Quick Start: Robot Testing with phi4:14b¶
Date: 2025-10-11
Goal: Test Ollama local LLM (phi4:14b) with GO2 robot
Time Estimate: 2-3 hours total
☕ Morning Setup (30 min)¶
Step 1: Reboot Thor for Clean GPU State¶
# On Thor
sudo reboot
Wait ~2 minutes for system to come back up
Step 2: Install jtop for GPU Monitoring¶
# SSH back into Thor after reboot
ssh thor
# Pull latest code
cd ~/shadowhound
git pull origin feature/local-llm-support
# Install jtop (requires sudo, ~10 min)
sudo ./scripts/install_jtop_thor.sh
# Verify installation
systemctl status jtop.service # Should be active (running)
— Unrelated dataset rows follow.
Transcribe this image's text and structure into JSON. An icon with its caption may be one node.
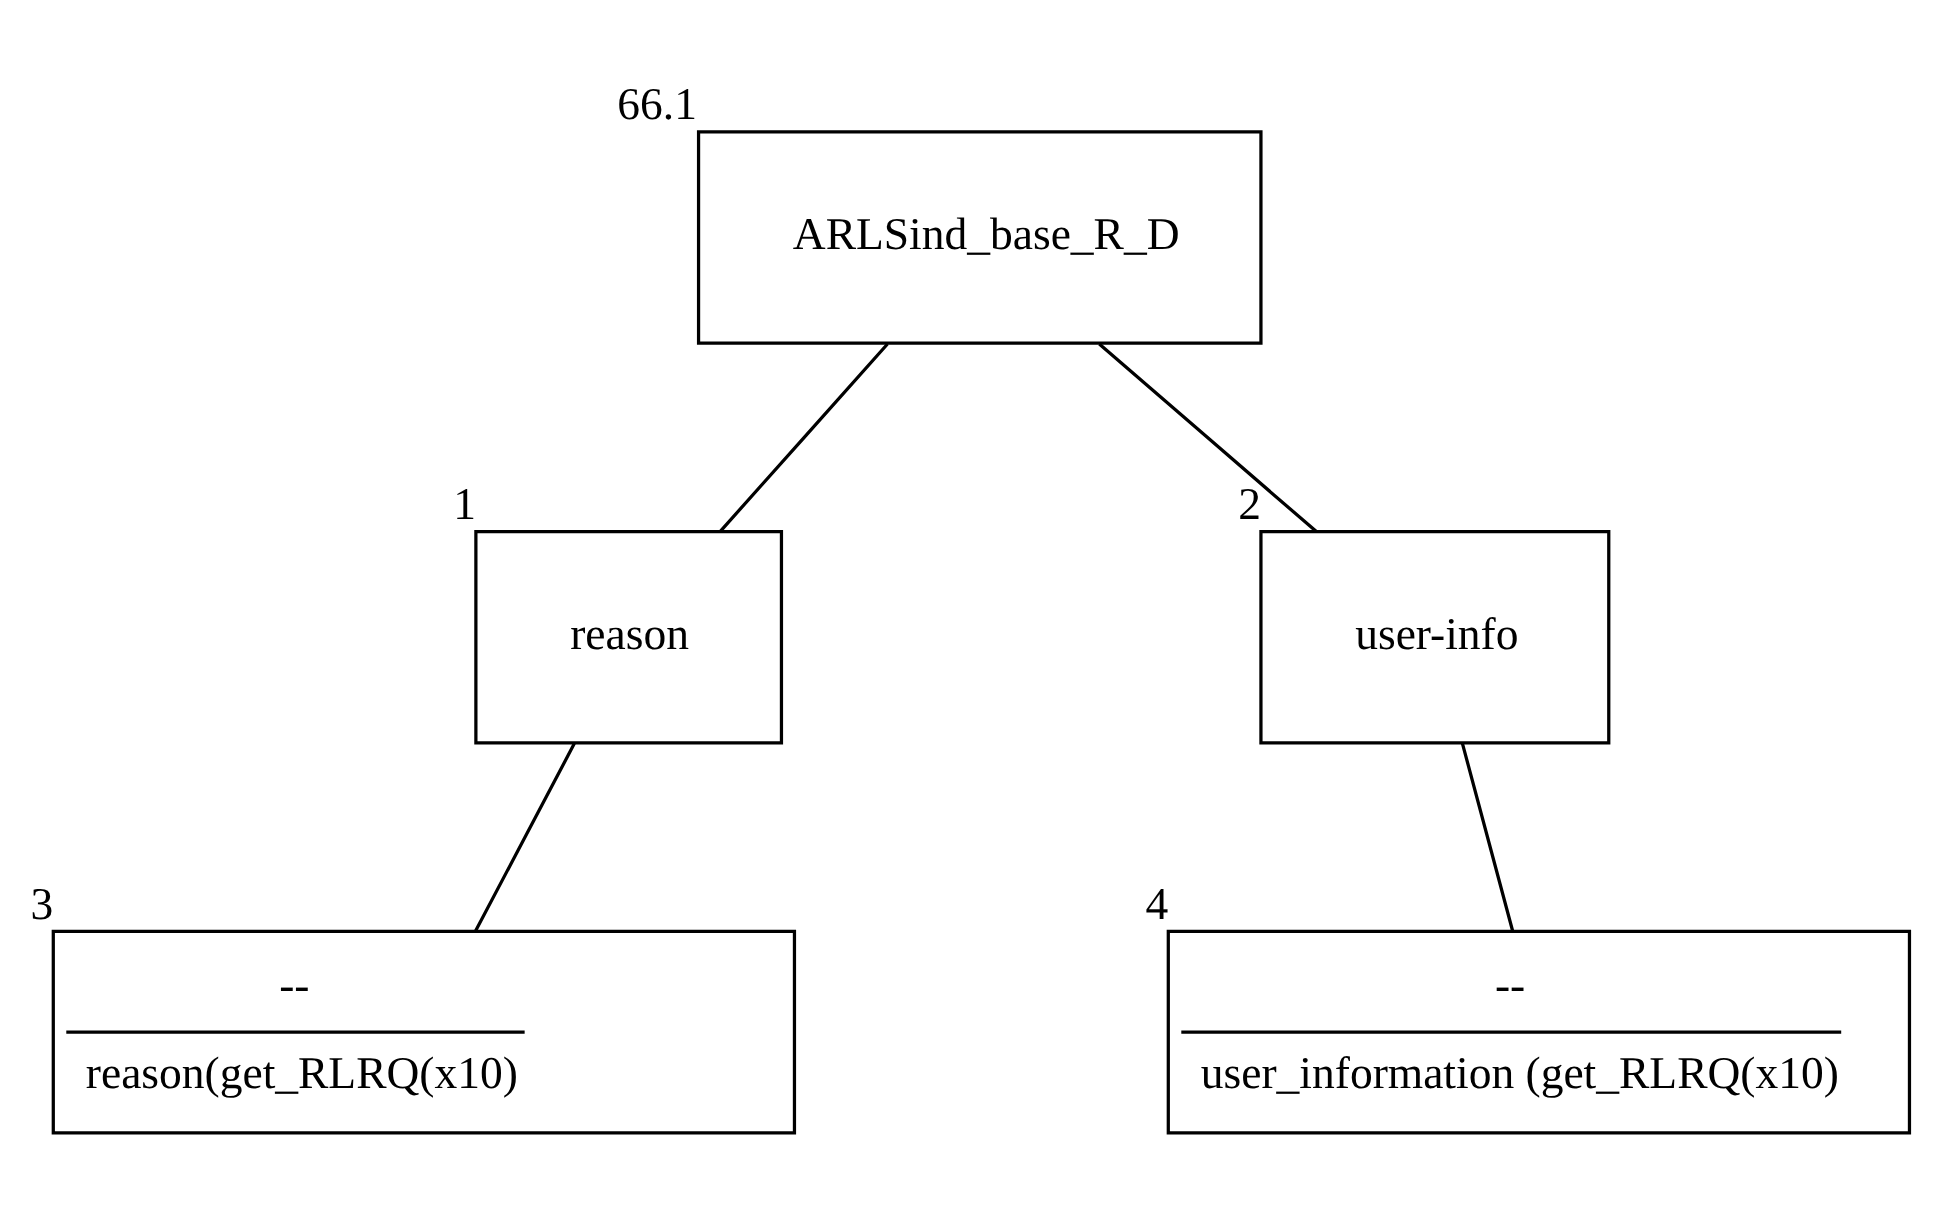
{
  "diagram": {
    "nodes": [
      {
        "text": [
          "ARLSind_base_R_D"
        ],
        "beside": [
          "66.1"
        ]
      },
      {
        "text": [
          "reason"
        ],
        "beside": [
          "1"
        ]
      },
      {
        "text": [
          "user-info"
        ],
        "beside": [
          "2"
        ]
      },
      {
        "text": [
          "--",
          "reason(get_RLRQ(x10)"
        ],
        "beside": [
          "3"
        ]
      },
      {
        "text": [
          "--",
          "user_information (get_RLRQ(x10)"
        ],
        "beside": [
          "4"
        ]
      }
    ],
    "edges": [
      {
        "from": 0,
        "to": 1,
        "arrow": "none"
      },
      {
        "from": 0,
        "to": 2,
        "arrow": "none"
      },
      {
        "from": 1,
        "to": 3,
        "arrow": "none"
      },
      {
        "from": 2,
        "to": 4,
        "arrow": "none"
      }
    ]
  }
}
sudo jtop # Should show GPU metrics, not N/A
# Press 'q' to exit
Success Check: - ✅ jtop shows GPU memory (MiB/GiB) - ✅ jtop shows GPU utilization % - ✅ No "N/A" values
Step 3: Verify Ollama Container Running¶
# On Thor
docker ps | grep ollama
# Should show: ghcr.io/nvidia-ai-iot/ollama:r38.2.arm64-sbsa-cu130-24.04
# If not running, start it
./scripts/setup_ollama_thor.sh
Step 4: Test phi4:14b Baseline Performance¶
# On Thor
docker exec ollama ollama run --verbose phi4:14b "Count from 1 to 10, one number per line."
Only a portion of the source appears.